The short argument against not just banking, but the world, has come true.
A short strategy generally circles in on a particularly weak dynamic for a business. For example, climbing oil prices could precipitate a short strategy for a manufacturer that relies on oil to fuel its production plant. As an investor, you measure the inputs and if the climbing price of oil will drag down the company’s earnings beyond the forecasted range, you short the company.
Well, an input of the world’s economy is now officially going to weigh on earnings for nearly every company — or at least that’s how it seems right now. The distinct lack of liquidity in the banking system affects so many industries. Yes, I mean entire industries, which will find their earnings dragged down by the credit crisis. Banking for sure. Finance, yes. How about any company with heavy inventory and production demands? I would say so, because their short-term capital requirements are acute. The list goes on. When you couple this capital-centric short strategy with rapidly declining equities, you are faced with a global economy in freefall. Oh wait, that’s what we have already.

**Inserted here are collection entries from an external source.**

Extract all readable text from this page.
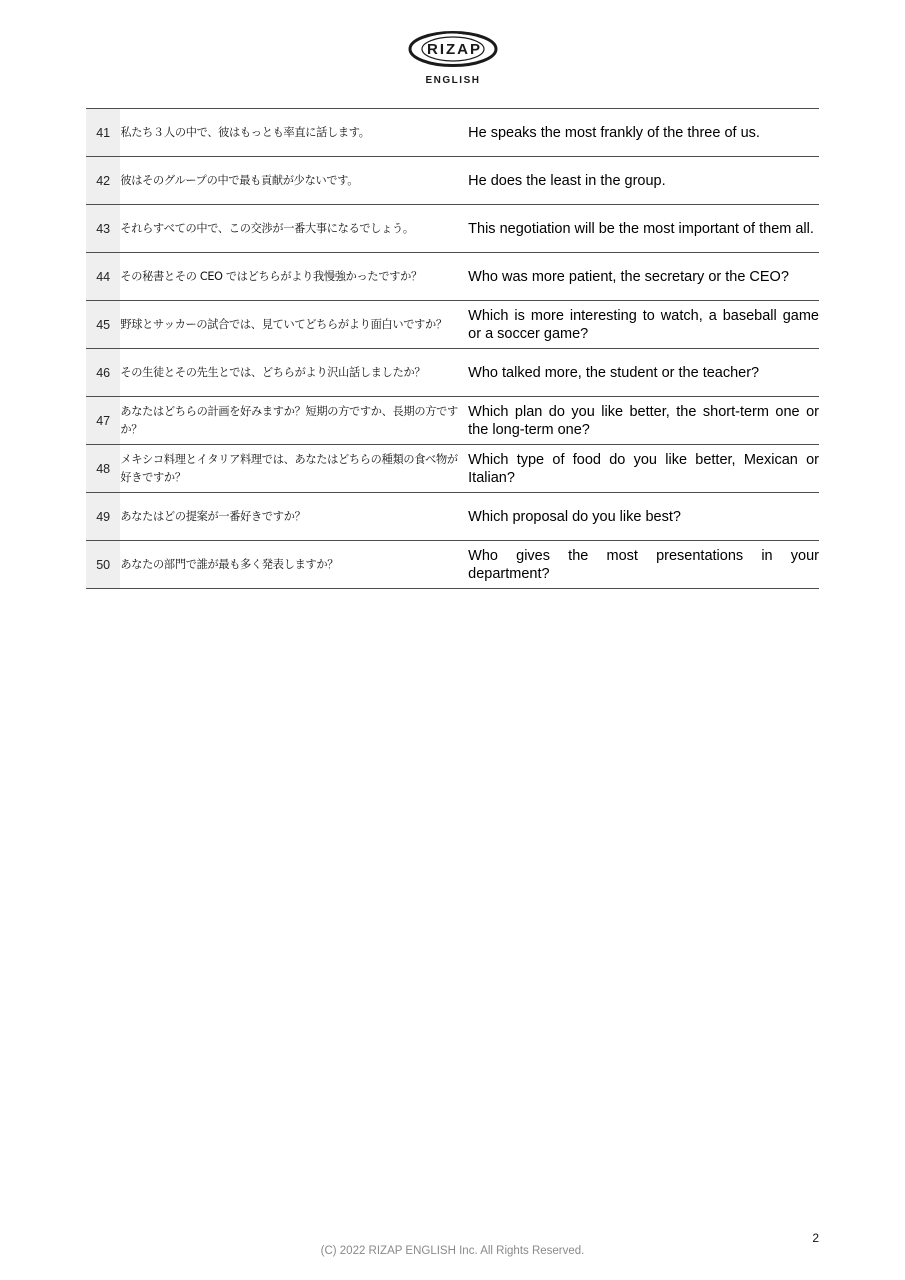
RIZAP
ENGLISH
41	私たち３人の中で、彼はもっとも率直に話します。		He speaks the most frankly of the three of us.
42	彼はそのグループの中で最も貢献が少ないです。		He does the least in the group.
43	それらすべての中で、この交渉が一番大事になるでしょう。		This negotiation will be the most important of them all.
44	その秘書とその CEO ではどちらがより我慢強かったですか？		Who was more patient, the secretary or the CEO?
45	野球とサッカーの試合では、見ていてどちらがより面白いですか？		Which is more interesting to watch, a baseball game or a soccer game?
46	その生徒とその先生とでは、どちらがより沢山話しましたか？		Who talked more, the student or the teacher?
47	あなたはどちらの計画を好みますか？短期の方ですか、長期の方ですか？		Which plan do you like better, the short-term one or the long-term one?
48	メキシコ料理とイタリア料理では、あなたはどちらの種類の食べ物が好きですか？		Which type of food do you like better, Mexican or Italian?
49	あなたはどの提案が一番好きですか？		Which proposal do you like best?
50	あなたの部門で誰が最も多く発表しますか？		Who gives the most presentations in your department?
2
(C) 2022 RIZAP ENGLISH Inc. All Rights Reserved.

How to resolve this? It is looking as though only a worldwide effort by the vast majority of the globe’s nations can resolve this. Credit needs to shore up for a vast swatch of the world, for without a comprehensive rescue, capital will deplete in pockets and that too will drain on the world’s economy. The Middle East needs to be involved. Asia, too. South America is heading for massive recession because of its easy-credit practices of the last few years fueled by high commodity prices. The G7 meets today, and we all know they are talking about the global meltdown. Unfortunately, there needs to be a G192 — every member state of the United Nations needs to be engaged in this. Yes, it’s that daunting. Yes, it’s that unlikely to happen.